"Amacımız Cumhuriyet Halk Partisi’ni iktidara taşımak"

AYCAN KARADAĞ

Cumhuriyet Halk Partisi (CHP) İzmir İl Başkanı Deniz Yücel, yerel seçimler, kongre süreci, parti içi tartışmalar ve gündeme dair konular ile ilgili BirGün’e açıklamalarda bulundu. Yücel, “Bu parti kendisini koruyamazsa, Türkiye’yi koruyamaz. Bu yüzden yöneticilerin de inisiyatif alması gerekiyor. Aday belirleme sürecinde, inisiyatif almam gereken yerde inisiyatif aldım. Amacımız Cumhuriyet Halk Partisi’ni iktidara taşımaktır. Bunu da başaracağız” diye konuştu.

“GENELDEKİ İKTİDAR YERELDE GEÇİYOR”

>> 31 Mart yerel seçimleri geride kaldı. CHP İzmir’de seçimlerde sonra çalışmalar nasıl gidiyor?

Yerel seçimi atlattık, ardından İstanbul seçimleri iptal oldu. Seçimin yenilenmesinden kaynaklı CHP İzmir Örgütü olarak İstanbul seçimlerine destek verdik. Türkiye’deki bütün örgütlerimiz bu desteği verdi. Bununla birlikte Sayın Ekrem İmamoğlu daha yüksek bir farkla yeniden İstanbul Büyükşehir Belediye Başkanı oldu. İstanbul seçimlerini atlattıktan sonra danışma kurulu toplantılarımızı gerçekleştirdik. Belediye meclis üyelerimiz ile eğitim toplantıları yaptık. Geneldeki iktidar yerelde geçiyor. Bu doğrultuda bu dönem belediye başkanlarımız nasıl önemli bir göreve seçildilerse aynı şekilde belediye meclis üyelerimiz içinde geçerli. Belediyecilik bir takım işi.

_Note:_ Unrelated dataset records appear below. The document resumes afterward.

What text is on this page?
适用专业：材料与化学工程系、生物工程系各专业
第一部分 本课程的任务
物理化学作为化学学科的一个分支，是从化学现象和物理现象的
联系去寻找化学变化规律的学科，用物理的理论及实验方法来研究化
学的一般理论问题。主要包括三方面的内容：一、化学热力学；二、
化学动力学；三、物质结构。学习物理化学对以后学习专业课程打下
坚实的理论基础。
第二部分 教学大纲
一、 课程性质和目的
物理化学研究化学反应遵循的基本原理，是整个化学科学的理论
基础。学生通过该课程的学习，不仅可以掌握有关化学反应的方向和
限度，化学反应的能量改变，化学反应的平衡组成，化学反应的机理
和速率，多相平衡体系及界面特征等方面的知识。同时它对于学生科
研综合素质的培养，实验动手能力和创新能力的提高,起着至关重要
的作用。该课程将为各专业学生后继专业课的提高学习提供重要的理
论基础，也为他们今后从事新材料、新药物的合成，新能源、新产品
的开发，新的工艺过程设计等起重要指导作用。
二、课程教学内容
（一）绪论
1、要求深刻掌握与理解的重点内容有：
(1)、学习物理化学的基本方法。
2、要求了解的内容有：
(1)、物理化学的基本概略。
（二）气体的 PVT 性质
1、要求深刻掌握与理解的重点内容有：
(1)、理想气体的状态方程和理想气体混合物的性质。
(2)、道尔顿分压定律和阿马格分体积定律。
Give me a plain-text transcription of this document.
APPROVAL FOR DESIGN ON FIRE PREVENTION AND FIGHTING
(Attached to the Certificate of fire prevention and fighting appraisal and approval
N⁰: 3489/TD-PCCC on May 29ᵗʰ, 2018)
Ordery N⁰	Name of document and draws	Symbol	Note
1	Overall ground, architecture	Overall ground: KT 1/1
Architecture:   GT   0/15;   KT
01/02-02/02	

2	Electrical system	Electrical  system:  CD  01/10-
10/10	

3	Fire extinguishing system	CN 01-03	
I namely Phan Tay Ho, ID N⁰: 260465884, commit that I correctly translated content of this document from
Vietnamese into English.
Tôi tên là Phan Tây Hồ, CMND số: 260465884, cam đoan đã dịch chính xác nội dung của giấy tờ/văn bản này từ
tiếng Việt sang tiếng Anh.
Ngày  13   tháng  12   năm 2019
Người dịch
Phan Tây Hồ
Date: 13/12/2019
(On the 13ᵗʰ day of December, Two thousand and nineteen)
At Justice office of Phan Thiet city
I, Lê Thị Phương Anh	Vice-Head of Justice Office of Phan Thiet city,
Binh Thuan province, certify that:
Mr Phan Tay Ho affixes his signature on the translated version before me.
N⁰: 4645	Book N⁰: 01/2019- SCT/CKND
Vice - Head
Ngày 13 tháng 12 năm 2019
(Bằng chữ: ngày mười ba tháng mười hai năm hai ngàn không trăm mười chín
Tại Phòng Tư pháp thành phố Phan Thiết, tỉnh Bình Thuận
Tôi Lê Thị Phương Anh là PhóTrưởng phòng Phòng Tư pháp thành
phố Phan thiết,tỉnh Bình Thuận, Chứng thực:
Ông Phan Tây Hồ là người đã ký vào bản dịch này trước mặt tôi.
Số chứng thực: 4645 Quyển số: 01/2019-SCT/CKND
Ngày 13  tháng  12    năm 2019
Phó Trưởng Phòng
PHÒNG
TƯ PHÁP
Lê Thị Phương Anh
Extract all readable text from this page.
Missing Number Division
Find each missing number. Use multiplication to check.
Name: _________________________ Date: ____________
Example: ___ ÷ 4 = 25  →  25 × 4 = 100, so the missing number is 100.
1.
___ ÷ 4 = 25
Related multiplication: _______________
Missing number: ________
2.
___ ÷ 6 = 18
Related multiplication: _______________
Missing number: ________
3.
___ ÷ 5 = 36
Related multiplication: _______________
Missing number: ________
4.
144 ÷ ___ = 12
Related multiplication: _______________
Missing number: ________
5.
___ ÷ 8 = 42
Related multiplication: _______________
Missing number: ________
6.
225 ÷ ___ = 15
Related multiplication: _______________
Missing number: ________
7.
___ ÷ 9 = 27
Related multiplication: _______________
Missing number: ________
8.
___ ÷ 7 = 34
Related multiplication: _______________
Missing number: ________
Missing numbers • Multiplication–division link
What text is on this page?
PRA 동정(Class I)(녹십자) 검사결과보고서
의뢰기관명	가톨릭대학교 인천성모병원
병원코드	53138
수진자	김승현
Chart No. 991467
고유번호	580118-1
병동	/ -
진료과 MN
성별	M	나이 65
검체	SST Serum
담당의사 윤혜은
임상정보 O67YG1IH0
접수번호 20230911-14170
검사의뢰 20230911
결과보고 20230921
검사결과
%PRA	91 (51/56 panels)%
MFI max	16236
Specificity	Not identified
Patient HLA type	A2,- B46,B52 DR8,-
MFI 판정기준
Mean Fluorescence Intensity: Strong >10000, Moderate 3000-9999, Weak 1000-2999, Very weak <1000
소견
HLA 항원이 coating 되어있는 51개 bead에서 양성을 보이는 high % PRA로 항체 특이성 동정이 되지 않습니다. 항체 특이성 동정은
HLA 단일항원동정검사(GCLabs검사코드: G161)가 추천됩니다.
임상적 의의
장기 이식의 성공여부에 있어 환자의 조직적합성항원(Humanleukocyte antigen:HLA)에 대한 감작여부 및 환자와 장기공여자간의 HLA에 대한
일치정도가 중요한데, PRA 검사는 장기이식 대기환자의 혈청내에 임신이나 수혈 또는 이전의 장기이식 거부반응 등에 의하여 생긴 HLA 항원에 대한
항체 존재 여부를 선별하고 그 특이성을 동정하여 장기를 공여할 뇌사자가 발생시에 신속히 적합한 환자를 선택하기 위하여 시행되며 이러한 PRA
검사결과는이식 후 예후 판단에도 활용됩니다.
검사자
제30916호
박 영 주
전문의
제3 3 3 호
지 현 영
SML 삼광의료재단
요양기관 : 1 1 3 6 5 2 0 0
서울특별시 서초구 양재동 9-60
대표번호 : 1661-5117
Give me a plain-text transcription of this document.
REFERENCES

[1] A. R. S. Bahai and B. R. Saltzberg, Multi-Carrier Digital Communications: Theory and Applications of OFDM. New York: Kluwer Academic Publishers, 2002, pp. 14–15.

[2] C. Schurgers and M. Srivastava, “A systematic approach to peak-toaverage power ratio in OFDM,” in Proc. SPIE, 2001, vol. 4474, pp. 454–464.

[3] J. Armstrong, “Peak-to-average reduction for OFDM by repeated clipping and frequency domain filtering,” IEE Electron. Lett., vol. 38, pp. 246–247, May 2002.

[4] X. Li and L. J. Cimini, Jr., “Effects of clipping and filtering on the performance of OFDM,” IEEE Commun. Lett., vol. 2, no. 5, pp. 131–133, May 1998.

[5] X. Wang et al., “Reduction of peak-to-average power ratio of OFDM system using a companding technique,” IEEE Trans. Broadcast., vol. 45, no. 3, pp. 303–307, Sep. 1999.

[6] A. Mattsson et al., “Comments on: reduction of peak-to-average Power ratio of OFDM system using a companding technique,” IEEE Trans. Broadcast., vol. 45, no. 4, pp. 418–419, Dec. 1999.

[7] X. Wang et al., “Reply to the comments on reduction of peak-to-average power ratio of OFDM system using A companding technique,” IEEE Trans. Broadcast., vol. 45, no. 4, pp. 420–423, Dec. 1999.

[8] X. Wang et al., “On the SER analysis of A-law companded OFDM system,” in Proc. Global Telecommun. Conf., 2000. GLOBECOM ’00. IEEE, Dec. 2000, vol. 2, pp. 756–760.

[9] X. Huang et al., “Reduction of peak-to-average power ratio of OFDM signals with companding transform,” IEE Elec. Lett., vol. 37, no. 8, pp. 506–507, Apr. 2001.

Bu çalışmalarımız dışında örgütlenme konusunda bir takım hazırlıklar başladı. Sokak örgütlenmemizi daha güçlü bir hale getirmek için çalışma başlatacağız. Bunu da özellikle kazanamadığımız ilçelerden ve zayıf olduğumuz mahallerden başlayacağız. Kongre takvimi henüz açıklanmadı ama Eylül ayı ya da Ekim ayı içerisinde kongre takviminin açıklanmasını bekliyoruz. Cumhuriyet Halk Partisi’ne yakışır bir şekilde yeni yönetimlerimizi oluşturmak için adil bir şekilde kongre süreçlerimizi geçireceğiz. Şuna inanıyorum ki bu kongrelerimizde Cumhuriyet Halk Partisi’ni iktidara taşıyacak kadroları seçeceğiz.

“KAYBEDİLEN 8 İLÇEDEN 5’İNİ GERİ ALDIK”

>> Son danışma kurulu toplantısında “CHP İzmir’de yerel seçimlerde başarılı oldu ama daha fazla başarılı da olabilirdi” cümleniz çok tartışıldı…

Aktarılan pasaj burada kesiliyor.